Representantes do governo de Nicolás Maduro e da oposição venezuelana sentam à mesa de negociação a partir desta sexta-feira, no México , para tentar negociar pela quarta vez nos últimos seis anos, sob forte desconfiança de grande parte dos venezuelanos. Para analistas ouvidos pelo GLOBO, para tentar impedir um novo fracasso , os dois lados precisam baixar as expectativas e pensar em mudanças em médio e longo prazo, deixando de lado caminhos extremos que já se mostraram falidos.
Uma coisa é clara: com a mudança de governo nos Estados Unidos, e o fim da retórica de confrontação impulsionada por Donald Trump , até então apoiada pelo governo interino do opositor Juan Guaidó, a saída de Maduro não será uma das pautas de discussão.
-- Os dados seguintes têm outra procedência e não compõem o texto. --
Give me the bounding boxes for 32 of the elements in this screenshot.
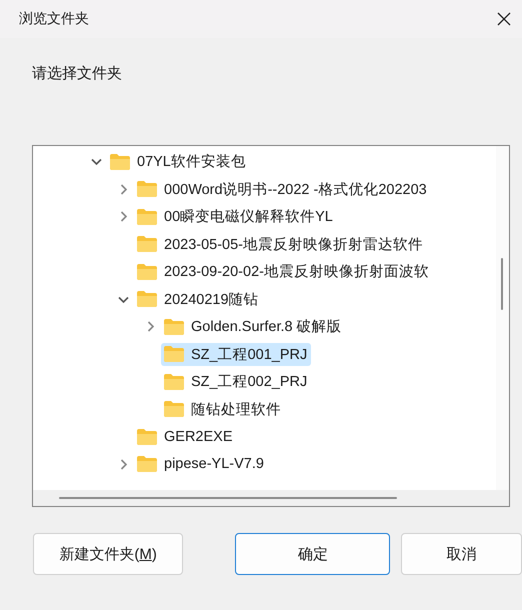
folder-item[interactable]: 随钻处理软件 xyxy=(161,398,285,421)
folder-item[interactable]: Golden.Surfer.8 破解版 xyxy=(161,315,346,338)
folder-item[interactable]: 00瞬变电磁仪解释软件YL xyxy=(134,205,337,228)
folder-icon xyxy=(163,400,185,418)
dialog-button[interactable]: 新建文件夹(M) xyxy=(33,533,184,575)
window-title: 浏览文件夹 xyxy=(19,10,89,28)
prompt-text: 请选择文件夹 xyxy=(32,64,122,83)
dialog-button[interactable]: 确定 xyxy=(235,533,390,575)
dialog-button[interactable]: 取消 xyxy=(401,533,522,575)
folder-item[interactable]: GER2EXE xyxy=(134,426,236,448)
chevron-icon[interactable] xyxy=(90,156,102,168)
folder-item[interactable]: SZ_工程001_PRJ xyxy=(161,342,312,366)
folder-icon xyxy=(163,345,185,364)
folder-item[interactable]: 2023-09-20-02-地震反射映像折射面波软 xyxy=(134,260,433,284)
folder-icon xyxy=(136,208,158,226)
folder-item[interactable]: SZ_工程002_PRJ xyxy=(161,370,312,394)
folder-item[interactable]: 000Word说明书--2022 -格式优化202203 xyxy=(134,178,431,201)
folder-item[interactable]: 20240219随钻 xyxy=(134,288,263,311)
folder-icon xyxy=(136,262,158,281)
folder-icon xyxy=(136,455,158,474)
vertical-scrollbar[interactable] xyxy=(496,146,509,490)
folder-icon xyxy=(136,290,158,308)
folder-icon xyxy=(136,180,158,198)
folder-icon xyxy=(163,318,185,336)
folder-icon xyxy=(109,152,131,171)
folder-item[interactable]: 2023-05-05-地震反射映像折射雷达软件 xyxy=(134,232,427,256)
folder-icon xyxy=(136,428,158,446)
folder-icon xyxy=(136,235,158,254)
horizontal-scrollbar[interactable] xyxy=(33,490,509,506)
folder-item[interactable]: pipese-YL-V7.9 xyxy=(134,453,268,476)
folder-icon xyxy=(163,372,185,391)
folder-item[interactable]: 07YL软件安装包 xyxy=(107,150,250,174)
Entenda : Maduro diz que negociação com oposição começa em agosto no México e EUA podem participar
No primeiro encontro, provavelmente na Cidade do México, será apresentada a agenda das conversas, composta por sete pontos. O primeiro, e mais urgente, é o levantamento das sanções, incluindo um embargo ao petróleo por parte dos Estados Unidos. A oposição, por outro lado, pede condições eleitorais e um calendário que inclua eleições presidenciais, bem como a libertação de presos políticos — entre eles o ex-deputado Freddy Guevara, detido pouco antes da retomada das negociações.
Para Geoff Ramsey, especialista em Venezuela do Escritório de Washington para a América Latina (Wola), é "preciso ser muito cauteloso e realista" diante desse novo processo, em vista do fracasso de vários anteriores. Uma pesquisa da Dataincorp mostra que apenas 51% da população veem com bons olhos a iniciativa, o que ainda indica uma clara polarização na sociedade venezuelana.
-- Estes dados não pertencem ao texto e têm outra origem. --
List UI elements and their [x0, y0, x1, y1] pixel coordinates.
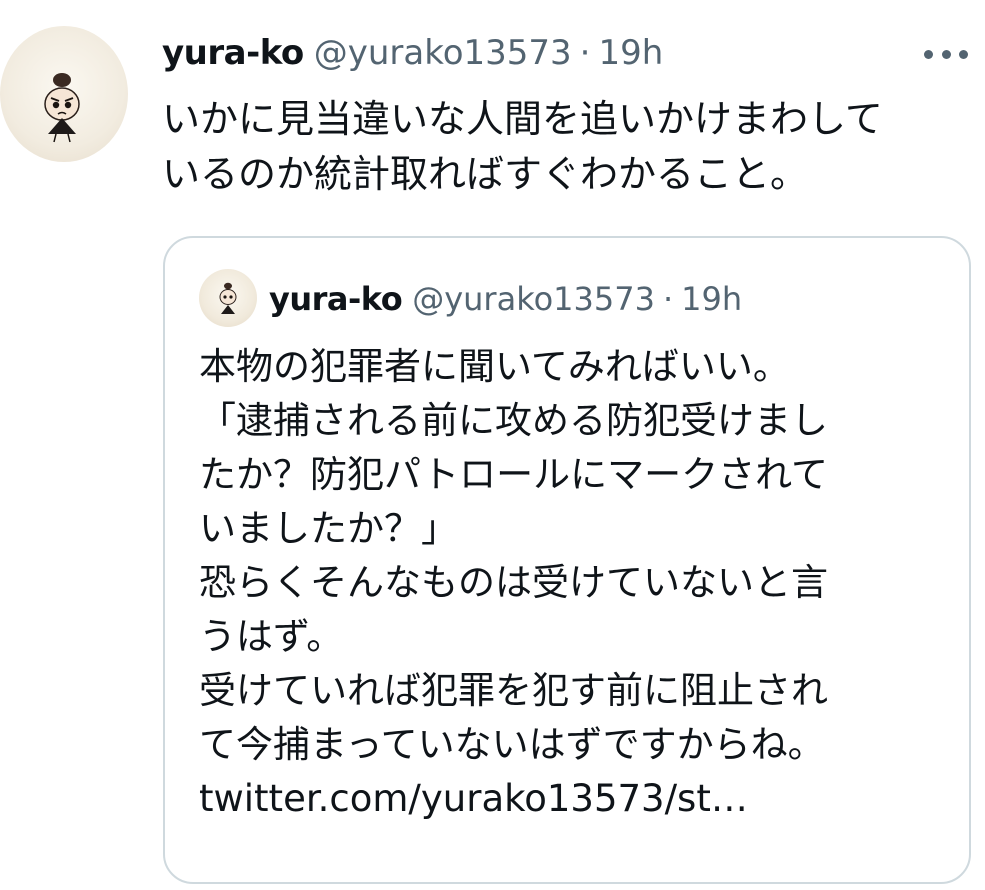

— O que torna essa negociação diferente das outras é que, pela primeira vez, vemos a comunidade internacional unificada, com os Estados Unidos explicitamente oferecendo o levantamento de algumas sanções, em troca de avanços concretos na negociação — diz. — Os EUA e o resto da comunidade internacional estão abandonando a estratégia maximalista, que marcou vários dos processos anteriores. Agora, estão apoiando a oposição na busca por acordos parciais, graduais, dentro de um processo em longo prazo.
Na queda de braço com a oposição ao longo dos últimos anos, Maduro manteve o controle institucional e territorial, embora esteja cada vez mais isolado externamente. Guaidó, por outro lado, que contou com certa legitimidade internacional por um período de tempo, acabou perdendo o controle do Legislativo, após boicotar as eleições parlamentares de 6 de dezembro.
Agora, com o governo em clara vantagem, o líder opositor terá que reconhecer que estratégia do "tudo ou nada" implementada até agora não funcionou, avaliam os especialistas. Para Maryhen Jiménez, pós-doutoranda associada no Centro Latino-Americano da Universidade de Oxford, um dos maiores erros da oposição foi justamente subestimar Maduro e "não entender a capacidade persuasiva e coercitiva do chavismo".
— Muitos subestimaram e até ludibriaram o apoio que o chavismo ainda conta, que vai de 10% a 30% da população. Enquanto isso, o governo foi bastante astuto em semear dilemas dentro da oposição, o que a levou a perder tempo e o foco — afirma.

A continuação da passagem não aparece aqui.